The Russian businessman will have to wait a bit longer as a substantive hearing will occur in July. In the past, wealthy, sanctioned oligarchs like Farkhad Akhmedov (Luna Yacht) and Alisher Usmanov (Dilbar yacht) have pleaded with the European courts to suspend the harsh sanctions to get their seized megayachts back.
The Ph-abulous Phi yacht-
Naumenko has never even used his glorious $48 million asset, which explains his frustration. Royal Huisman’s 192-footer PHI completed her maiden voyage in December 2021 in London following delivery and was seized shortly after. The Cor D Rover-designed Phi, a fast-displacement, aluminum superyacht, looks stellar in blue with interiors by London design studio Lawson Robb.
In addition to a top speed of 22 knots, the vessel flaunts a freshwater swimming pool that can be covered by a flush pool cover and sealed with the touch of a button.

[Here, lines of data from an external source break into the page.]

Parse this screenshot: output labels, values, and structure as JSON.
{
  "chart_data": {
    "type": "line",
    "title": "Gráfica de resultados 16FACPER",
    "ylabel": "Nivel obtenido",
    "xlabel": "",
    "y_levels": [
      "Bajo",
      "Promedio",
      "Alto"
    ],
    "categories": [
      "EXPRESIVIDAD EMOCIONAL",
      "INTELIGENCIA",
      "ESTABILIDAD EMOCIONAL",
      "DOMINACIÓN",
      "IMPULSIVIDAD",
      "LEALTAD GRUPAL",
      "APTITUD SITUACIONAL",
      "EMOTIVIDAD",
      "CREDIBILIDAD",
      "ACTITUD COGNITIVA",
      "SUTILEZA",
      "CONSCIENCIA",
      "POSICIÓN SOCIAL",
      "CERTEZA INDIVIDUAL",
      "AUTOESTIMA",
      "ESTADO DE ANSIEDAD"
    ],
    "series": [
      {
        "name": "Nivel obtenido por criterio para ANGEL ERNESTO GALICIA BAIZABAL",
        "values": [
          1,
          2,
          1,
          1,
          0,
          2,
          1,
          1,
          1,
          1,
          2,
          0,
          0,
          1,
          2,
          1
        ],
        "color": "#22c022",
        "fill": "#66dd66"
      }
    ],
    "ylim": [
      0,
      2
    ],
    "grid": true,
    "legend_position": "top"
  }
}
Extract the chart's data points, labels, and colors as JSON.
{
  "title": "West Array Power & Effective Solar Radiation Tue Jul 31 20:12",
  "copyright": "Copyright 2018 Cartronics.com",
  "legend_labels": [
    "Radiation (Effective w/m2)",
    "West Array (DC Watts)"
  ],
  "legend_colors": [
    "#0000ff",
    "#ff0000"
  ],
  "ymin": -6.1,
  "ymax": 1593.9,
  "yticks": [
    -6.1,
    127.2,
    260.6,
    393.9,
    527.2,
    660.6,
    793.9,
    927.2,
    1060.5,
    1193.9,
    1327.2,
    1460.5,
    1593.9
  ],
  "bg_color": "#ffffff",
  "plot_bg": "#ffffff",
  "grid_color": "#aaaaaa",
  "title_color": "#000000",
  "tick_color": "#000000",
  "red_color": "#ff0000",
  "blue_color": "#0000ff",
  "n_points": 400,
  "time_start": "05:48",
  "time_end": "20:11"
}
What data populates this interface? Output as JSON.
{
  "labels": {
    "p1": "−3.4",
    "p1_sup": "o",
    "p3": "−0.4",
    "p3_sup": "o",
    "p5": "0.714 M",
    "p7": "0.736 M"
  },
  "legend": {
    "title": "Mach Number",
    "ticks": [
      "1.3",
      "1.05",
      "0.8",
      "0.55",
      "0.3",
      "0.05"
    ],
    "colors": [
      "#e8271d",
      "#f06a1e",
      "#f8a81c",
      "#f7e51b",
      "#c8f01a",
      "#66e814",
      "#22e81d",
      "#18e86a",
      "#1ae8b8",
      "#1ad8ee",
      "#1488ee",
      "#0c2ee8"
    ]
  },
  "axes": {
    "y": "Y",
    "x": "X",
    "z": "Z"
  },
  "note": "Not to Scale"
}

The sleek motoryacht boasts a 300-bottle infinite wine cellar in the lower deck lobby, called so owing to the interplay of mirrors, creating an illusion of an endless corridor adorned with wine bottles. Phi can accommodate 12 guests in six cabins serviced by 11 crew.
Phi became the first-ever yacht to be detained in UK waters –
Phi Yacht was in London for a World Superyacht Awards judging panel event in 2021. Tables turned for the superyacht as it was surprisingly boarded by officers from the National Crime Agency hours before it was due to leave Canary Wharf. The NCA said Phi was registered to a company in the Caribbean islands of St Kitts and Nevis and carried Maltese flags to hide its origins deliberately. Phi became the first yacht to be detained in UK waters on these grounds.
While Sergei Naumenko isn’t a sanctioned businessman, the government said the law impounded his pleasure craft simply because it was owned by a Russian national and did not require proof. Grant Shapps, transport secretary, said, “Detaining the Phi proves, yet again, that we can and will take the strongest possible action against those seeking to benefit from connections to Putin’s regime.” Shapps posted a TikTok video in March 2022, where he said: “We’ve just detained the ship which was due to sail at midday. It’s a yacht which belongs to a Russian oligarch — friends of Putin — and was here for a refit,” adding: “We’re not going to allow this yacht to sail we’ve detained indefinitely.” Phi was seized in March 2022 and has been docked at Canary Wharf.
The UK Government has already paid millions maintaining this yacht –
Per our calculations, a motoryacht with a length of 59 meters or 192 feet would have attracted a hefty bill of $150,000 in mooring fees alone. Moreover, the annual cost of maintaining a vessel is 10% of its value. Sergei Naumenko’s Phi is worth $48 million, meaning the UK government would have paid $4.8 million in upkeep since seizing the vessel in March last year.
Sergei Naumenko is a Russian property developer and food importer who isn’t on any sanctions list but is clearly, wealthy enough to afford a lavish luxury vessel.